だがここは王都だ。日本で言えば……東京か? 東京も広いから一概には言えないけど、デート向きな場所も多いだろう。
王都もデートコースとかあるのだろうか……。今歩いているコースは、そうなのかな?
「それにしても広いわね。……アキ? どうしたの、真剣な顔をして」
「ん、いや? なんでもないぞ?」
「そう? ほら、他も見ましょうよ」
「あぁ」
ふぅ。なんだか意識してしまった。マリアは俺の仲間だ。そりゃ、仲良くなれたら嬉しいけど、仲間なんだ。うん。
そんな感じで歩いていたら、さらに落ち着いた雰囲気の所に来てしまった。
えぇと、ここは……。さっき東門を過ぎたくらいか。南門付近よりも、さらに格が上がっているように見える。
おや、あれは……。
「あれが貴族区画への門か……」
警備をしている兵士と、大きな門が視界に入ってきた。
これまでなかったが、どうやら貴族区画へはここから行けるようだ。
無論、俺達は行くことが出来ない。見てみたいけど、入れないのでは仕方ない。
貴族区画はもっと豪華なんだろうな。渋谷とか新宿のような、栄えているけどごちゃごちゃしている感じではなく、きっと京都とか厳かな感じの作りなのだろう。

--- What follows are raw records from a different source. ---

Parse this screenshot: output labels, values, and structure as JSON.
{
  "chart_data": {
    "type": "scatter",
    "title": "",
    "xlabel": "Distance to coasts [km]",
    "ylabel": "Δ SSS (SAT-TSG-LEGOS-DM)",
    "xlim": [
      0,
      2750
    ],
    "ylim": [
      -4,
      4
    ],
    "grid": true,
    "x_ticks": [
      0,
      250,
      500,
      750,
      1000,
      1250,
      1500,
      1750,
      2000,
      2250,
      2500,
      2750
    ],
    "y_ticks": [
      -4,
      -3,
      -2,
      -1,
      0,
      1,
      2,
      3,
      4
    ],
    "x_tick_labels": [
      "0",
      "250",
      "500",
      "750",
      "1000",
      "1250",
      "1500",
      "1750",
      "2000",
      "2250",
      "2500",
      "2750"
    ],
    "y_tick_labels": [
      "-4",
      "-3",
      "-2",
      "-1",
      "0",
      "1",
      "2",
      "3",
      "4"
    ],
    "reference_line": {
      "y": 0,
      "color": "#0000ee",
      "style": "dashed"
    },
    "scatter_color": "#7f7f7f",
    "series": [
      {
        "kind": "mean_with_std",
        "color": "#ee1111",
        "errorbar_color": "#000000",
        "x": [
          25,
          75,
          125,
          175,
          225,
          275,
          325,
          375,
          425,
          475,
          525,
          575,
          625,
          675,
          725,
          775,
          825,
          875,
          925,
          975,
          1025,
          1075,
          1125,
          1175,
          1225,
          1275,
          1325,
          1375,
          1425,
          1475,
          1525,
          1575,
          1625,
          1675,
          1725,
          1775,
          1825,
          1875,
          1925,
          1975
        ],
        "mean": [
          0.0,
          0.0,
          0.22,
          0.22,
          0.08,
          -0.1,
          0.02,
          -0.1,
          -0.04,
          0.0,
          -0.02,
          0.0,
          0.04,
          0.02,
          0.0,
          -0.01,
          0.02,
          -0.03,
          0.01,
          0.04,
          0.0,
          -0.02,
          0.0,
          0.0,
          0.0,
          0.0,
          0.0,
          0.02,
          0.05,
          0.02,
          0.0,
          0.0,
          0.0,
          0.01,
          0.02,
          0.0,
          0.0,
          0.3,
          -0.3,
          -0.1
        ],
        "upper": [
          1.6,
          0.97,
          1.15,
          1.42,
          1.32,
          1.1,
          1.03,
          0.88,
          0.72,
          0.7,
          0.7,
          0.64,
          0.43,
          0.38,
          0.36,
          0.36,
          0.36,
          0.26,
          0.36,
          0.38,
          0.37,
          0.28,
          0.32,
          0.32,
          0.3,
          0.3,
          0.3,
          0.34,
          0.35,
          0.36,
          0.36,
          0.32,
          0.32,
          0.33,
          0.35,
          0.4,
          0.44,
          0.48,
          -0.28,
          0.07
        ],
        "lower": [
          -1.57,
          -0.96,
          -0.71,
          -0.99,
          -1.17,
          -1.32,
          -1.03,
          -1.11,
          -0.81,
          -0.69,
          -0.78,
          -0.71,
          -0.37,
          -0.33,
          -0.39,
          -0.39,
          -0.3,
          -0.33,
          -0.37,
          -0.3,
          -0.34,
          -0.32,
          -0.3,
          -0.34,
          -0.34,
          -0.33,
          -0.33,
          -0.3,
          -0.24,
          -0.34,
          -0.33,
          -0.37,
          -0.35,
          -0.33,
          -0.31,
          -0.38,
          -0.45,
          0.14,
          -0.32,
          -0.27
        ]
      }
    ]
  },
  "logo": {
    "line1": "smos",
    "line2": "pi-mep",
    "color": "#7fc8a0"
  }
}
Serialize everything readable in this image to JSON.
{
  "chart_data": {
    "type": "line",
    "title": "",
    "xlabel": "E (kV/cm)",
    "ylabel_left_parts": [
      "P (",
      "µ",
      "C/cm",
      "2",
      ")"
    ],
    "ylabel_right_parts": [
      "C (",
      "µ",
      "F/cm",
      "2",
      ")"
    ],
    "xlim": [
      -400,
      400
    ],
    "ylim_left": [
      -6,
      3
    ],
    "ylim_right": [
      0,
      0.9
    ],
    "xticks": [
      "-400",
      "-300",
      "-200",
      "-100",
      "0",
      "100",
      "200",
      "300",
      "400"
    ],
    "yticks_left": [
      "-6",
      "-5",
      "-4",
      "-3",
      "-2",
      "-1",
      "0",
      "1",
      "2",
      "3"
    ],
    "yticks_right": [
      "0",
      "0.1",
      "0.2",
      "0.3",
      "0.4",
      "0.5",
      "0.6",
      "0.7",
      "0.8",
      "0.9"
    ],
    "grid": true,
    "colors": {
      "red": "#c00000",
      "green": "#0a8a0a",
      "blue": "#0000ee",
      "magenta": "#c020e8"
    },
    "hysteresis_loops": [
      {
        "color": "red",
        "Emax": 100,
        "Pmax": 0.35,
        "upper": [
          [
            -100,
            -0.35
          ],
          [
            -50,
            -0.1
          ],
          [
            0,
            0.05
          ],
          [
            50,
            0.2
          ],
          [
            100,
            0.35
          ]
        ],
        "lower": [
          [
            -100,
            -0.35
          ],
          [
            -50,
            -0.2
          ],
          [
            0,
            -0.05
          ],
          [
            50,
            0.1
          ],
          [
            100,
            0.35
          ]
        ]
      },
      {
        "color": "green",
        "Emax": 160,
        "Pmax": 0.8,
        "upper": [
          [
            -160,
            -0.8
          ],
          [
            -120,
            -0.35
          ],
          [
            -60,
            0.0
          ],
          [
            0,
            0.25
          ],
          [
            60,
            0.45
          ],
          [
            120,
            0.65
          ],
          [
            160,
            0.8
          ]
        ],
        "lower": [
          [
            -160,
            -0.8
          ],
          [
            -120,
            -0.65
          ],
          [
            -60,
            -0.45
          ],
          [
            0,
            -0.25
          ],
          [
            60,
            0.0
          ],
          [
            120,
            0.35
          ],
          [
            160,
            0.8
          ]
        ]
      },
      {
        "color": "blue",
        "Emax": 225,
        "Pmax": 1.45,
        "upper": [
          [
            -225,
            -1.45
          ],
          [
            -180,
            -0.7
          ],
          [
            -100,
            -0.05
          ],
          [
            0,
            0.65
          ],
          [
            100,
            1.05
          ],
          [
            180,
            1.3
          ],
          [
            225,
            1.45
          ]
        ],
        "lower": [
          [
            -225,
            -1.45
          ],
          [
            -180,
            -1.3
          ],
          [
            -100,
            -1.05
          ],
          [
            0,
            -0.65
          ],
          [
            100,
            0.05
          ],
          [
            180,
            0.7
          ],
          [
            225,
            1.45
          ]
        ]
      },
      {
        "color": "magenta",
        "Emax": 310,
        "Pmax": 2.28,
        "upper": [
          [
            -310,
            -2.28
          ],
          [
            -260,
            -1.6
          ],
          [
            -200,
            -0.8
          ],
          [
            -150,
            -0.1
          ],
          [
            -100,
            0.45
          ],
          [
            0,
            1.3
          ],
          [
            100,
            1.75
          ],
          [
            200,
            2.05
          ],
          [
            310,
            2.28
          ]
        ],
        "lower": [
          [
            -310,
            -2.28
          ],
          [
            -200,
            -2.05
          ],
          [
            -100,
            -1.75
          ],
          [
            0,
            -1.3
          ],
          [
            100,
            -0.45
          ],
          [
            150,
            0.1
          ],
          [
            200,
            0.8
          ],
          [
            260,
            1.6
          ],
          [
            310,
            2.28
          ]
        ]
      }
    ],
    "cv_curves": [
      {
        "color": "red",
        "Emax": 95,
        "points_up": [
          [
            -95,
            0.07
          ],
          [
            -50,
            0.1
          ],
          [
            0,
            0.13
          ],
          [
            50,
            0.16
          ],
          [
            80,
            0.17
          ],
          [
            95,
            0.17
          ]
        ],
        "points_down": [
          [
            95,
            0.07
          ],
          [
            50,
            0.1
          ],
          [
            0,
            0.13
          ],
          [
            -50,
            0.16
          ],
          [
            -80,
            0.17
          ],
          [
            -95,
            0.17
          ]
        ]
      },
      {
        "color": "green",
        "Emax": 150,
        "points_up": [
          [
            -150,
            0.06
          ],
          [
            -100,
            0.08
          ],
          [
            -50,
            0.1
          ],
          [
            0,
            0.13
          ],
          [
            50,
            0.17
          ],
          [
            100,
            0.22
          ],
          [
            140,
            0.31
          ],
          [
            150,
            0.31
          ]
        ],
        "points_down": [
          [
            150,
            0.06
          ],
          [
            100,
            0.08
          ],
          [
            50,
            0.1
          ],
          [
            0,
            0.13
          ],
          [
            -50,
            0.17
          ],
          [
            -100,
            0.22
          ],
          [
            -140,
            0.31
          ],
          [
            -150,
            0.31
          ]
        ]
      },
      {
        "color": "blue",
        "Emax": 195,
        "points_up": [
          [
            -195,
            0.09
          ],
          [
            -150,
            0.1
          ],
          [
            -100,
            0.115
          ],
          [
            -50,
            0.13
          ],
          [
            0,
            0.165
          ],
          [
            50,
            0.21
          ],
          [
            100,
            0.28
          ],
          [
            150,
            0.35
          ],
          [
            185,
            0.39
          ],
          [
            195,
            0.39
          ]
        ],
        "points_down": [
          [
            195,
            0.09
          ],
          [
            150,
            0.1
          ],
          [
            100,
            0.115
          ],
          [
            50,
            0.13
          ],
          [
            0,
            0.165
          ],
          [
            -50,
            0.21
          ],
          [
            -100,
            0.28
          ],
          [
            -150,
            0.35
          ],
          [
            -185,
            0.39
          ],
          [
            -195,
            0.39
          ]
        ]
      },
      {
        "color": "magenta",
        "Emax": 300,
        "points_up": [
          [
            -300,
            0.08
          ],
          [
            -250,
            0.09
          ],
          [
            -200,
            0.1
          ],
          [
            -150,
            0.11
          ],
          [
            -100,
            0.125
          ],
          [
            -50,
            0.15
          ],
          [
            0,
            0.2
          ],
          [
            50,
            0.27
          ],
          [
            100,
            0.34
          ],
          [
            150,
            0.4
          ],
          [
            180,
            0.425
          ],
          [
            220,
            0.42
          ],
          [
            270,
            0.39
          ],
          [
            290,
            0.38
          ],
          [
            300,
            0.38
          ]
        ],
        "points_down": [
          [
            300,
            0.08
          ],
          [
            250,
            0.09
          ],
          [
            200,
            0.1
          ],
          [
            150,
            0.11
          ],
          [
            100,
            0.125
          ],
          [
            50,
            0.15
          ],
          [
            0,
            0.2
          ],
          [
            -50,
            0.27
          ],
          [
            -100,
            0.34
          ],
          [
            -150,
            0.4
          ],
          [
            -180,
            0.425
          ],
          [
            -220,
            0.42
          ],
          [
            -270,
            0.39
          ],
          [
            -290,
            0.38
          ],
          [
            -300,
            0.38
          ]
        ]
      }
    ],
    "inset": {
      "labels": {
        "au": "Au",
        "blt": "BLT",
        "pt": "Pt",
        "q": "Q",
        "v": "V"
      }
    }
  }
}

貴族区画への門があるから、この辺りは落ち着いた雰囲気なのだろうか。少し高級そうな店も見えるし、平民区画の中では高級エリアになるのだろう。
西側が冒険者向けで、南東が商人、北東がお金持ち向けのエリアという感じだろう。
外周をほぼ一周してきた訳だが、目の前に建物が見えてきた。普通の店ではないようだ。何より、店にしては大きいし、まるで冒険者ギルドのような建物だ。
その建物には看板があったので、何の建物か分かった。
「図書館?」
「そうみたいね。さすが王都ね」
本は高価な物だと思っていたし、実際、これまで買ったり見てきたのも高かった。
だから図書館という、いわば宝の山とも思える施設があることに驚いたと共に、興味があった。
俺は、この世界の事を何も知らない。王都の事すら、今日一日歩いた程度の情報しかない。王都にはダンジョンもあるし。何か情報を集めるのに、図書館は向いている。後で時間を作ってみてみよう。
今は、ほら。デートだしな? でも図書館デートというのも、学生らしいといえばらしいのか?
「入ってみる?」
図書館が気になっている俺に気付いたのか、マリアが提案をしてきたが、今日はもう疲れたし、時間もない。
ぐるっとじっくり回るのに、一日使ってしまった。
「今日は疲れたし、また今度にするよ。宿屋に戻ろうぜ」
「そう? じゃあそうしましょう。ワタシも疲れたわ」
昼はなんだかんだで歩き食いをしてしまったので、宿屋で落ち着いた食事を取って、満足の一日となった。